Rahn adalah penyerahan barang dari nasabah kepada bank sebagai jaminan untuk mendapatkan hutang. Qardh adalah pinjam-meminjam dana tanpa imbalan dengan kewajiban pihak peminjam mengembalikan pokok pinjaman secara sekaligus atau cicilan dalam jangka waktu tertentu.
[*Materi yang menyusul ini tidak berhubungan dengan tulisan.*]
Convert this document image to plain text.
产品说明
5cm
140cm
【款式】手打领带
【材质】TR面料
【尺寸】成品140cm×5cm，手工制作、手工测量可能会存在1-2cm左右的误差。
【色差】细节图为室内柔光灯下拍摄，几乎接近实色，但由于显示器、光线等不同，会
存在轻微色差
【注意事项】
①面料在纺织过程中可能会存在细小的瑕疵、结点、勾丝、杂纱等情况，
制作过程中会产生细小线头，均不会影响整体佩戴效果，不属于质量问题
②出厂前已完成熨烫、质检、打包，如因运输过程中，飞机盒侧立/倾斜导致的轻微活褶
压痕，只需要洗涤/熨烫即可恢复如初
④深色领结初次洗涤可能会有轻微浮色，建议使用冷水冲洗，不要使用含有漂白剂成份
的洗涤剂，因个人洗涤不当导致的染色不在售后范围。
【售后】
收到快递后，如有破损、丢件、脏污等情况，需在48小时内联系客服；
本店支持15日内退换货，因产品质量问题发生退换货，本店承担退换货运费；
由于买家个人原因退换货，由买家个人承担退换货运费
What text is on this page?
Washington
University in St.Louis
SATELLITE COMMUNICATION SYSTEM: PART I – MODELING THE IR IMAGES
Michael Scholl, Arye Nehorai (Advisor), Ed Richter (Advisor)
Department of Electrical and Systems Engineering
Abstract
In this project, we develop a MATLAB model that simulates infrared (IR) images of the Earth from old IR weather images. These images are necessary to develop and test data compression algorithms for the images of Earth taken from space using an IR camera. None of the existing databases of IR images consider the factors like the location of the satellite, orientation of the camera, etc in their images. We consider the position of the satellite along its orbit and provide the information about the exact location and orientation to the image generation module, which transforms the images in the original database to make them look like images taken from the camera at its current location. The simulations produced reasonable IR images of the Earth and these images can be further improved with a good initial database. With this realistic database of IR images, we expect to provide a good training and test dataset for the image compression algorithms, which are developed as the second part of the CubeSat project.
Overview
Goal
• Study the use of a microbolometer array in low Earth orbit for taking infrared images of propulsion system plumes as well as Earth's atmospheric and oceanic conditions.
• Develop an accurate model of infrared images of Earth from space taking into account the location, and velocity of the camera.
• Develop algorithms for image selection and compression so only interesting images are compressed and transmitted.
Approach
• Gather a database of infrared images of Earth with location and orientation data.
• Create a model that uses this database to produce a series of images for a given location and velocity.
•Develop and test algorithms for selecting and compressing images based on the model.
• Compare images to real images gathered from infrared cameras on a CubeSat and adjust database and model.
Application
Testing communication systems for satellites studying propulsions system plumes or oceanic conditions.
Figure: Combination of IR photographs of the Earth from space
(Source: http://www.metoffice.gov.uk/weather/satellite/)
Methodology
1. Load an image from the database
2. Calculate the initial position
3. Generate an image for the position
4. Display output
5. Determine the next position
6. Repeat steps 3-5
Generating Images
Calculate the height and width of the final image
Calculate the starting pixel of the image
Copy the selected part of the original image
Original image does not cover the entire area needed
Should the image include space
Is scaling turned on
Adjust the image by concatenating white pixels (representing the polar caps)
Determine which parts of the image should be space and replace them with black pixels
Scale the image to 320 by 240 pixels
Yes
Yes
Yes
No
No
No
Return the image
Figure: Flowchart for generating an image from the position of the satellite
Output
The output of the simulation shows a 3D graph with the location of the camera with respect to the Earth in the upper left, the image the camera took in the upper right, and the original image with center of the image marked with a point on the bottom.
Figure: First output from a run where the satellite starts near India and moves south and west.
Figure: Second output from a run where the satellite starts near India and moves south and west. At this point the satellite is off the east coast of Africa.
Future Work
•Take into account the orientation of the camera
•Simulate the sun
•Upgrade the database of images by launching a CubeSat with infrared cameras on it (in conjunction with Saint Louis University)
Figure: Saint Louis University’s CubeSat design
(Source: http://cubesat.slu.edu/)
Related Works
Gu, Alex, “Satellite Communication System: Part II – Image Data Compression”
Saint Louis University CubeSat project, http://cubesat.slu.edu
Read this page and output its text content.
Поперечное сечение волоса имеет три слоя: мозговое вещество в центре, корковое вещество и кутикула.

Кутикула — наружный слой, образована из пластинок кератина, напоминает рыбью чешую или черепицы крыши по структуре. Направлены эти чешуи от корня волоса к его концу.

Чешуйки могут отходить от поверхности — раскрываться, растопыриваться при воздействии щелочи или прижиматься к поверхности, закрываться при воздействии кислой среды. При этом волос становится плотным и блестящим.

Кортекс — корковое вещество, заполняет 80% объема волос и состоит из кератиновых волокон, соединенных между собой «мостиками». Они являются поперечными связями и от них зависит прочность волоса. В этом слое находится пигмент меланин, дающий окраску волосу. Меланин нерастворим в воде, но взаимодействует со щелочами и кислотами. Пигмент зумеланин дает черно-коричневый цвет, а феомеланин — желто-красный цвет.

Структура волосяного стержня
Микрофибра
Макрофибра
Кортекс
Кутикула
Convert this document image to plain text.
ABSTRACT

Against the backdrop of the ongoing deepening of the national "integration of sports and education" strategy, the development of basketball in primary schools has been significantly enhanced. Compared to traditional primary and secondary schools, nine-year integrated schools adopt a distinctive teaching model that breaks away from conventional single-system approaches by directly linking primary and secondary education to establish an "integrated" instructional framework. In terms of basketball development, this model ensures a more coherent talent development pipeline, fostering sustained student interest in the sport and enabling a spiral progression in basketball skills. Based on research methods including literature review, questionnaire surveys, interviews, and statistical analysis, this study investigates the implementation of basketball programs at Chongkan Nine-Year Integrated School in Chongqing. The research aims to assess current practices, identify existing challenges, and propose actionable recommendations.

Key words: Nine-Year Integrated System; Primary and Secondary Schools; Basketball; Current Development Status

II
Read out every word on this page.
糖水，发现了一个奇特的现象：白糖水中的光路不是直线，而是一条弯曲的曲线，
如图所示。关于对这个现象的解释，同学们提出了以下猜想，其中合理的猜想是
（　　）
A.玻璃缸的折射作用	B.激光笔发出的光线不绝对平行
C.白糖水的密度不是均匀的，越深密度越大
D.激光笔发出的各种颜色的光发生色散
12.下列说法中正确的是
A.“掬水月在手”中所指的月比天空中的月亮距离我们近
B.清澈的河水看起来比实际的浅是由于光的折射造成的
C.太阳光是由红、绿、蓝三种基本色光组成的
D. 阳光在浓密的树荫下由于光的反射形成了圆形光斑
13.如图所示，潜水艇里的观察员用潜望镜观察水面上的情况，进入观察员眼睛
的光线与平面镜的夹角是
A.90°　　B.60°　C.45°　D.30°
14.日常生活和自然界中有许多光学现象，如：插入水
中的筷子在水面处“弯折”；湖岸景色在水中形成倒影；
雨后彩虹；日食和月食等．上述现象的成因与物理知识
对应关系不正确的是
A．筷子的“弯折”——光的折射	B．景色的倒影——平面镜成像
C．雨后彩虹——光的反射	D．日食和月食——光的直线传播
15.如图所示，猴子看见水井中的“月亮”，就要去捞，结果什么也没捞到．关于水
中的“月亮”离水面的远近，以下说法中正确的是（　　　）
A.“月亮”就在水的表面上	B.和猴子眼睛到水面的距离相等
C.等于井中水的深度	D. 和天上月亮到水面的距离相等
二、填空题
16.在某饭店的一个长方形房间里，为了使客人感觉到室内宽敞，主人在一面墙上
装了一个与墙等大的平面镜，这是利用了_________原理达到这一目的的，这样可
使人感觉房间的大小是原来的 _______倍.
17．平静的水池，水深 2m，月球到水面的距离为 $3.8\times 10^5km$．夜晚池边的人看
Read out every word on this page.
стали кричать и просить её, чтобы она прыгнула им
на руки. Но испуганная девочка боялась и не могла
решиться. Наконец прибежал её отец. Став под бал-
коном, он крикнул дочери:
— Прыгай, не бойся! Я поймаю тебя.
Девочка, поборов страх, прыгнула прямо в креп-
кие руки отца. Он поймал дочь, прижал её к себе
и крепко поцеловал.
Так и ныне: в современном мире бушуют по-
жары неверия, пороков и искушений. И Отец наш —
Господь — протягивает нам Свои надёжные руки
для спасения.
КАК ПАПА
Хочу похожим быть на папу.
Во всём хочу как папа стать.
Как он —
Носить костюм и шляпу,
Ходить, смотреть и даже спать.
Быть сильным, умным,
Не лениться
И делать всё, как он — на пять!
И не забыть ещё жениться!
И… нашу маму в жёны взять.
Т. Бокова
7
Ijarah adalah sewa menyewa atas suatu barang dan atau jasa antara pemilik obyek sewa dengan penyewa untuk memperoleh manfaat dengan imbalan berupa sewa atau upah.

e.       Syariah Charge Card
Merupakan alat pembayaran menggunakan kartu yang dapat digunakan untuk melakukan pembayaran atas kewajiban yang timbul dari suatu keigiatan ekonomi, termasuk transaksi pembelanjaan untuk melakukan penarikan tunai dimana kewajiban pembayaran pemegang kartu berkewajibanmelakukan pelunasan kewajiban pembayaran tersebut secara sekaligus pada waktu yang telah ditetapkan.


f.       Penukaran valuta asing (sharf)
Penukaran jasa valuta asing merupakan jasa yang diberikan bank syariah untuk membeli atau menjual valuta asing yang sama maupun berbeda yang hendak ditukarkan atau dikehendaki oleh nasabah.

g.      Jasa pembayaran
Jasa pembayaran merupakan fasilitas yang diberikan oleh bank syariah kepada pemegang rekening simpann atau investasi dalam rangka mempermudah transaksi pembayaran atas beban rekening dimaksud. Dalam produk ini ada dua jenis akad yang digunakan yakni akad wakalah dan akad ijarah.[16]


[1] Andri Soemitra, Bank dan Lembaga Keuangan Syariah,(Jakarta: Kencana Prenada Media Group, 2009)hal.27-29.
[2] Abdul Ghofur Anshari, Penerapan Prinsip Syariah Dalam Lembaga Keuangan Lembaga Pembiayaan danPerusahaan Pembiayaan,(Yogyakarta, pustaka Pelajar, 2008) hal. 10.
[3] Ibid, hal. 13.
[4] Ibid, hal. 35.
[5] Ibid. Hal. 45
[6] Andri Soemitra, Loc  Cit. hal. 73
[7] Abdul Ghofur Anshari, Op Cit, hal. 19
[8] Fatwa Dewan Syari’ah Nasional No. 01/DSN-MUI/IV/2000 tentang giro.
[9] Andri Soemitra, Op  Cit. hal.74-78
[10] Veithzal Rivai, Andria Permata Veitthzal,Islamic Financial Management, (Jakarta : PT. Raja Grafindo Persada, 2008) hal. 116.
[11] Adiwarman A.Karim, Bank Islam,(Jakarta: PT. Raja Grafindo Persada, 2010) hal. 97-100
[12] Kasmir,Dasar-Dasar Perbankan, (Jakarta: PT. Raja Grafindo Persada, 2002) hal. 225.
[13] Kasmir, Ibid. hal. 226.
[14] Veithzal Rivai, Andria Permata Veitthzal, Op Cit. hal. 120
[15] Adiwarman  A.Karim, Op Cit. hal. 105-107
[16] Abdul Ghafur Anshari, Loc, Cit. hal. 23-33.